Remember to Forget, Mame-Diarra Niang's first institutional solo show in Europe takes place at Foundation Henri Cartier-Bresson. The exhibition features Niang's most recent photographic series with her latest, Æther (2024), being shown for the first time.
Mame-Diarra Niang features in Glitch: The Art Of Interference at Pinakothek de Moderne. The exhibition pays attention to the ways, '“glitch art” specifically draws attention to the productive side of the flawed' through the work of 50 international artists.
Zeitz MOCAA presents Self as a Forgotten Monument, a survey of Mame-Diarra Niang's work. Featuring sound, installation and Niang's key photographic trilogies, the exhibition is conceptualised as 'an invitation to embrace the artist’s notion of the 'plasticity of territory''.
Mame-Diarra Niang features in UNBOUND: PERFORMANCE AS RUPTURE at the Julia Stoschek Foundation. The show 'examines how different generations of artists have called upon the body in relation to the camera to refuse oppressive ideologies' from the 1960s to today.
Mame-Diarra Niang and curator Valentine Umansky discuss Niang's book The Citadel at Tate Modern as part of OFFPRINT, LUMA foundation's platform for socially-engaged publishers in the fields of arts and visual culture.
Mame-Diarra Niang speaks to the director of Huis Marseille, Nanda van den Berg about her new artist-book, The Citadel. The three-volume publication charts an 'inner journey of discovery, loss, and renewal'. A book-signing will follow the talk.
Mame-Diarra Niang presents a new chapter of Since Time Is Distance in Space as part of The Matter Art Project at DAK'ART OFF 2022. This iteration of her multi-channel audio and visual installation continues Niang's discussion on existing in 'the past, the present and the future'.
Sahel Gris, At the Wall and Metropolis by Mame-Diarra Niang are brought together by Mack Publishers as The Citadel: a trilogy, a three-volume edition which articulates the artist's 'personal but analytic relationship with place'.
Mame-Diarra Niang and Thenjiwe Niki Nkosi will feature in the 15th Sharjah Biennale. This highly anticipated edition, including over 150 artists, was conceived by Okwui Enwezor and is curated by Hoor Al Qasimi under the title Thinking Historically in the Present.
Edson Chagas, Zanele Muholi, Mame-Diarra Niang, Jo Ractliffe, Penny Siopis, and Guy Tillim exhibit in Shifting Dialogues: Photography from The Walther Collection at Kunstsammlung Nordrhein-Westfalen. Spanning over 500 works, the show 'traces the development of photography as a history of transnational parallels and contradictions'.
Edson Chagas, Mame-Diarra Niang, Frida Orupabo and Jo Ractliffe exhibit in the 8th Triennial of Photography Hamburg, curated by Koyo Kouoh.
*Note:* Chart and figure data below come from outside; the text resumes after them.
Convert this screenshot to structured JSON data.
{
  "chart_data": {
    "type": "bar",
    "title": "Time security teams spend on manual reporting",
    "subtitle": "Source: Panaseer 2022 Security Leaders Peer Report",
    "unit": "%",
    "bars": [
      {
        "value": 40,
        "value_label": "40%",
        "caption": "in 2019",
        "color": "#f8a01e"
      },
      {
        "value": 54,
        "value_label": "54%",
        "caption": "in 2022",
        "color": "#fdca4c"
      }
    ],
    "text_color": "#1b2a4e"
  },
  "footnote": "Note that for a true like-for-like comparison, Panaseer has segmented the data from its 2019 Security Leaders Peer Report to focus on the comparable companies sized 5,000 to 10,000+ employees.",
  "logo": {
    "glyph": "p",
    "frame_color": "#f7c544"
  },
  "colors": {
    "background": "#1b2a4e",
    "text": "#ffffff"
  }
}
Themed Currency, this edition of the triennial stages a parcours of exhibitions at major museums and institutions across the city, publications and progamming.
Mame-Diarra Niang exhibits Call Me When You Get There at this year's Fotofestival Naarden. Titled The Art of Living, this edition focuses on the 'photographic solemnisation of life' and the art of 'self-willed, resilient, artistic, creative and everyday people'.
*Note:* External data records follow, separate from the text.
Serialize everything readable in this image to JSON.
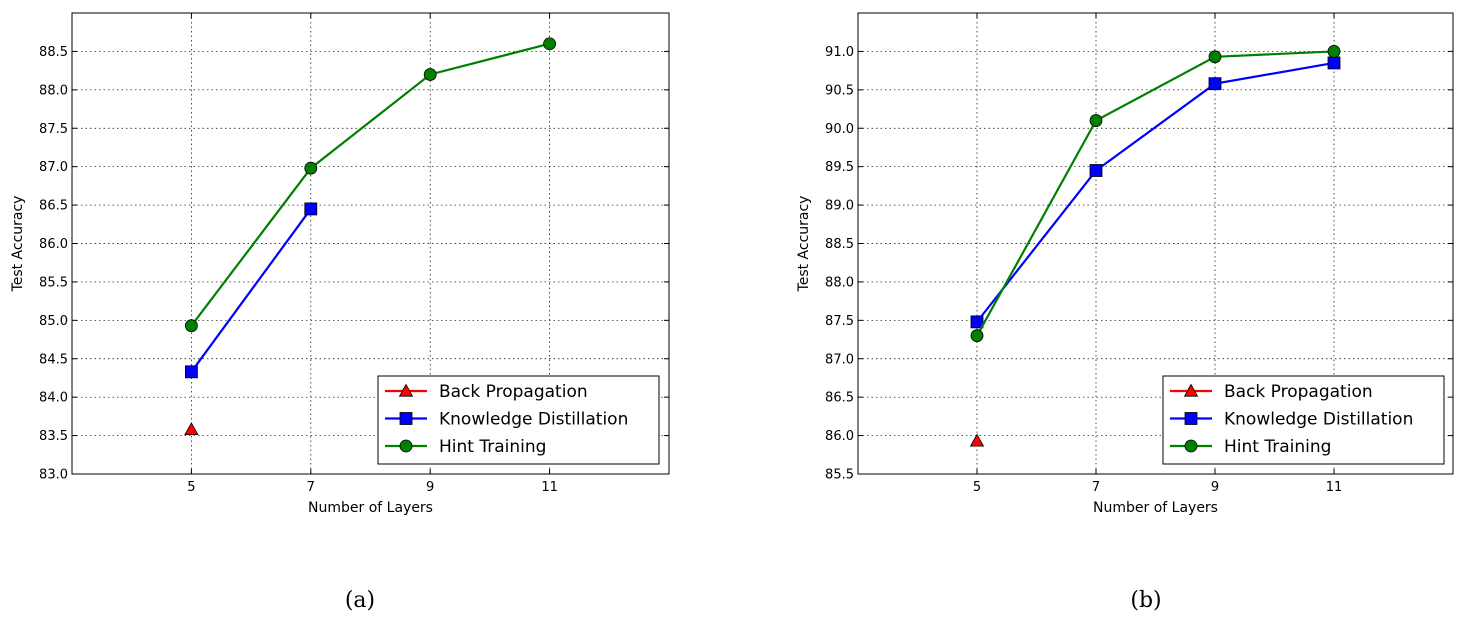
{
  "chart_data": [
    {
      "type": "line",
      "caption": "(a)",
      "xlabel": "Number of Layers",
      "ylabel": "Test Accuracy",
      "xlim": [
        3,
        13
      ],
      "ylim": [
        83.0,
        89.0
      ],
      "xticks": [
        5,
        7,
        9,
        11
      ],
      "yticks": [
        83.0,
        83.5,
        84.0,
        84.5,
        85.0,
        85.5,
        86.0,
        86.5,
        87.0,
        87.5,
        88.0,
        88.5
      ],
      "grid": true,
      "legend_position": "lower-right",
      "series": [
        {
          "name": "Back Propagation",
          "color": "#ff0000",
          "marker": "triangle",
          "x": [
            5
          ],
          "y": [
            83.58
          ]
        },
        {
          "name": "Knowledge Distillation",
          "color": "#0000ff",
          "marker": "square",
          "x": [
            5,
            7
          ],
          "y": [
            84.33,
            86.45
          ]
        },
        {
          "name": "Hint Training",
          "color": "#008000",
          "marker": "circle",
          "x": [
            5,
            7,
            9,
            11
          ],
          "y": [
            84.93,
            86.98,
            88.2,
            88.6
          ]
        }
      ]
    },
    {
      "type": "line",
      "caption": "(b)",
      "xlabel": "Number of Layers",
      "ylabel": "Test Accuracy",
      "xlim": [
        3,
        13
      ],
      "ylim": [
        85.5,
        91.5
      ],
      "xticks": [
        5,
        7,
        9,
        11
      ],
      "yticks": [
        85.5,
        86.0,
        86.5,
        87.0,
        87.5,
        88.0,
        88.5,
        89.0,
        89.5,
        90.0,
        90.5,
        91.0
      ],
      "grid": true,
      "legend_position": "lower-right",
      "series": [
        {
          "name": "Back Propagation",
          "color": "#ff0000",
          "marker": "triangle",
          "x": [
            5
          ],
          "y": [
            85.93
          ]
        },
        {
          "name": "Knowledge Distillation",
          "color": "#0000ff",
          "marker": "square",
          "x": [
            5,
            7,
            9,
            11
          ],
          "y": [
            87.48,
            89.45,
            90.58,
            90.85
          ]
        },
        {
          "name": "Hint Training",
          "color": "#008000",
          "marker": "circle",
          "x": [
            5,
            7,
            9,
            11
          ],
          "y": [
            87.3,
            90.1,
            90.93,
            91.0
          ]
        }
      ]
    }
  ]
}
Mame-Diarra Niang features in Movin'Grounds, a group exhibition at 38CC exploring notions around place and territory.
Mame-Diarra Niang and Viviane Sassen exhibit in Pictures From Another Wall at the De Pont Museum. The exhibition forms part of Huis Marseille's celebration of its 20th anniversary, spanning over 100 works from their collection.
Huis Marseille in Amsterdam presents a selection of African photography from the Walther Collection, including works by Mame-Diarra Niang, Pieter Hugo, Zanele Muholi and Guy Tillim, bringing together these and other photographers' different perspectives on their countries and continent.
Mame-Diarra Niang features in sempre, nunca (always, never), an exhibition at the 33rd Bienal de São Paulo, curated by Wura-Natasha Ogunji. Titled Affective Affinities, this year's biennale aims to 'avoid an overarching theme that could prompt pre-established understandings.'
Edson Chagas, Simon Gush and Mame-Diarra Niang feature in Deconstructed Spaces, Surveyed Memories a group exhibition presented by The Walther collection at the 11th Rencontres de Bamako. This show 'acknowledges the complexities and differing conceptions that can resound through each urban space, personal memory, or social community'.
Edson Chagas, Simon Gush and Mame-Diarra Niang are included in Recent Histories - New African Photography at the Walther Collection. Featuring 14 contemporary artists of African descent, born in the early 1970s and onwards, the exhibition investigates social identity, questions of belonging and an array of sociopolitical concerns.